Nearly lost amid the sweeping roundup of more than 60 members of the Gambino crime family two weeks ago was the indictment of Anthony Delevescovo, director of tunneling for Schiavone Construction, which has $1.3 billion in contracts with the city’s Department of Environmental Protection, including more than $300 million for work at the DEP’s Croton Water Filtration Plant in Van Cortlandt Park.
For more than a year, as the filtration plant’s budget has ballooned to almost $3 billion, Assemblyman Jeffrey Dinowitz has hinted that there may have been criminal involvement in the siting of the project in Van Cortlandt Park – the only potential site where a nine-acre, 100-foot-deep hole was required.

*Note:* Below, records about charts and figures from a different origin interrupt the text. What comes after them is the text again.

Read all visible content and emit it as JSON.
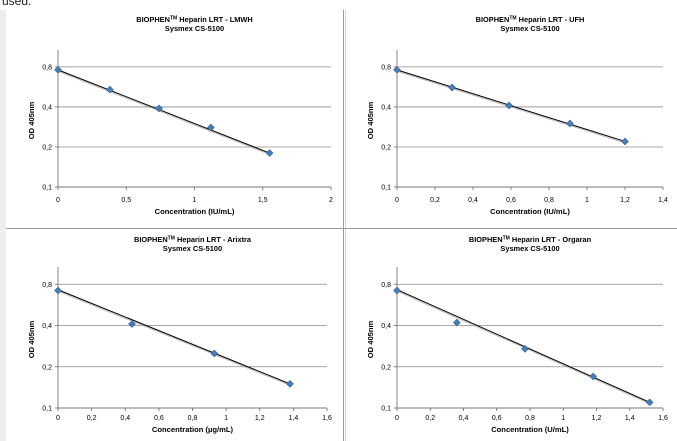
{
  "page": {
    "top_text": "used."
  },
  "colors": {
    "marker": "#4a7ebb",
    "marker_edge": "#2f5f96",
    "fit": "#000000",
    "fit_shadow": "#9a9a9a",
    "grid": "#8c8c8c"
  },
  "chart_data": [
    {
      "type": "scatter",
      "title_main": "BIOPHEN",
      "title_sup": "TM",
      "title_rest": " Heparin LRT - LMWH",
      "subtitle": "Sysmex CS-5100",
      "xlabel": "Concentration (IU/mL)",
      "ylabel": "OD 405nm",
      "xlim": [
        0,
        2
      ],
      "xticks": [
        0,
        0.5,
        1,
        1.5,
        2
      ],
      "xtick_labels": [
        "0",
        "0,5",
        "1",
        "1,5",
        "2"
      ],
      "ylim": [
        0.1,
        1.0
      ],
      "y_log": true,
      "yticks": [
        0.1,
        0.2,
        0.4,
        0.8
      ],
      "ytick_labels": [
        "0,1",
        "0,2",
        "0,4",
        "0,8"
      ],
      "grid": true,
      "points": {
        "x": [
          0,
          0.38,
          0.74,
          1.12,
          1.55
        ],
        "y": [
          0.76,
          0.54,
          0.39,
          0.28,
          0.18
        ]
      },
      "fit": {
        "x": [
          0,
          1.55
        ],
        "y": [
          0.76,
          0.18
        ]
      }
    },
    {
      "type": "scatter",
      "title_main": "BIOPHEN",
      "title_sup": "TM",
      "title_rest": " Heparin LRT - UFH",
      "subtitle": "Sysmex CS-5100",
      "xlabel": "Concentration (IU/mL)",
      "ylabel": "OD 405nm",
      "xlim": [
        0,
        1.4
      ],
      "xticks": [
        0,
        0.2,
        0.4,
        0.6,
        0.8,
        1.0,
        1.2,
        1.4
      ],
      "xtick_labels": [
        "0",
        "0,2",
        "0,4",
        "0,6",
        "0,8",
        "1",
        "1,2",
        "1,4"
      ],
      "ylim": [
        0.1,
        1.0
      ],
      "y_log": true,
      "yticks": [
        0.1,
        0.2,
        0.4,
        0.8
      ],
      "ytick_labels": [
        "0,1",
        "0,2",
        "0,4",
        "0,8"
      ],
      "grid": true,
      "points": {
        "x": [
          0,
          0.29,
          0.59,
          0.91,
          1.2
        ],
        "y": [
          0.76,
          0.56,
          0.41,
          0.3,
          0.22
        ]
      },
      "fit": {
        "x": [
          0,
          1.2
        ],
        "y": [
          0.76,
          0.22
        ]
      }
    },
    {
      "type": "scatter",
      "title_main": "BIOPHEN",
      "title_sup": "TM",
      "title_rest": " Heparin LRT - Arixtra",
      "subtitle": "Sysmex CS-5100",
      "xlabel": "Concentration (µg/mL)",
      "ylabel": "OD 405nm",
      "xlim": [
        0,
        1.6
      ],
      "xticks": [
        0,
        0.2,
        0.4,
        0.6,
        0.8,
        1.0,
        1.2,
        1.4,
        1.6
      ],
      "xtick_labels": [
        "0",
        "0,2",
        "0,4",
        "0,6",
        "0,8",
        "1",
        "1,2",
        "1,4",
        "1,6"
      ],
      "ylim": [
        0.1,
        1.0
      ],
      "y_log": true,
      "yticks": [
        0.1,
        0.2,
        0.4,
        0.8
      ],
      "ytick_labels": [
        "0,1",
        "0,2",
        "0,4",
        "0,8"
      ],
      "grid": true,
      "points": {
        "x": [
          0,
          0.44,
          0.93,
          1.38
        ],
        "y": [
          0.72,
          0.41,
          0.25,
          0.15
        ]
      },
      "fit": {
        "x": [
          0,
          1.38
        ],
        "y": [
          0.73,
          0.15
        ]
      }
    },
    {
      "type": "scatter",
      "title_main": "BIOPHEN",
      "title_sup": "TM",
      "title_rest": " Heparin LRT - Orgaran",
      "subtitle": "Sysmex CS-5100",
      "xlabel": "Concentration (U/mL)",
      "ylabel": "OD 405nm",
      "xlim": [
        0,
        1.6
      ],
      "xticks": [
        0,
        0.2,
        0.4,
        0.6,
        0.8,
        1.0,
        1.2,
        1.4,
        1.6
      ],
      "xtick_labels": [
        "0",
        "0,2",
        "0,4",
        "0,6",
        "0,8",
        "1",
        "1,2",
        "1,4",
        "1,6"
      ],
      "ylim": [
        0.1,
        1.0
      ],
      "y_log": true,
      "yticks": [
        0.1,
        0.2,
        0.4,
        0.8
      ],
      "ytick_labels": [
        "0,1",
        "0,2",
        "0,4",
        "0,8"
      ],
      "grid": true,
      "points": {
        "x": [
          0,
          0.36,
          0.77,
          1.18,
          1.52
        ],
        "y": [
          0.72,
          0.42,
          0.27,
          0.17,
          0.11
        ]
      },
      "fit": {
        "x": [
          0,
          1.52
        ],
        "y": [
          0.73,
          0.11
        ]
      }
    }
  ]
}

Now, following the indictment of Delevescovo, Dinowitz has even more reason to be suspicious.
“Outrage over astronomical cost overruns on the project are well documented,” Dinowitz said in a statement recently. “But with the arrests of organized crime figures, including an executive of Schiavone Construction, one of the filtration project’s largest contractors, it is imperative that the public be fully apprised of the extent of the influence of organized crime.”
Dinowitz, who represents the area surrounding Van Cortlandt Park, has asked for full investigation by Bronx District Attorney Robert Johnson.
“We can leave no stone unturned in efforts to assure the public that this controversial project is 100 percent aboveboard,” Dinowitz said in his statement.
A DEP spokesman told the Daily News earlier this week that Schiavone has five contracts with the agency. “The DEP expects these important construction projects to continue on schedule. DOI [Department of Investigation] has advised that there is no reason to terminate the contracts as things stand now,” the spokesman said. “We will fully cooperate with any investigation.”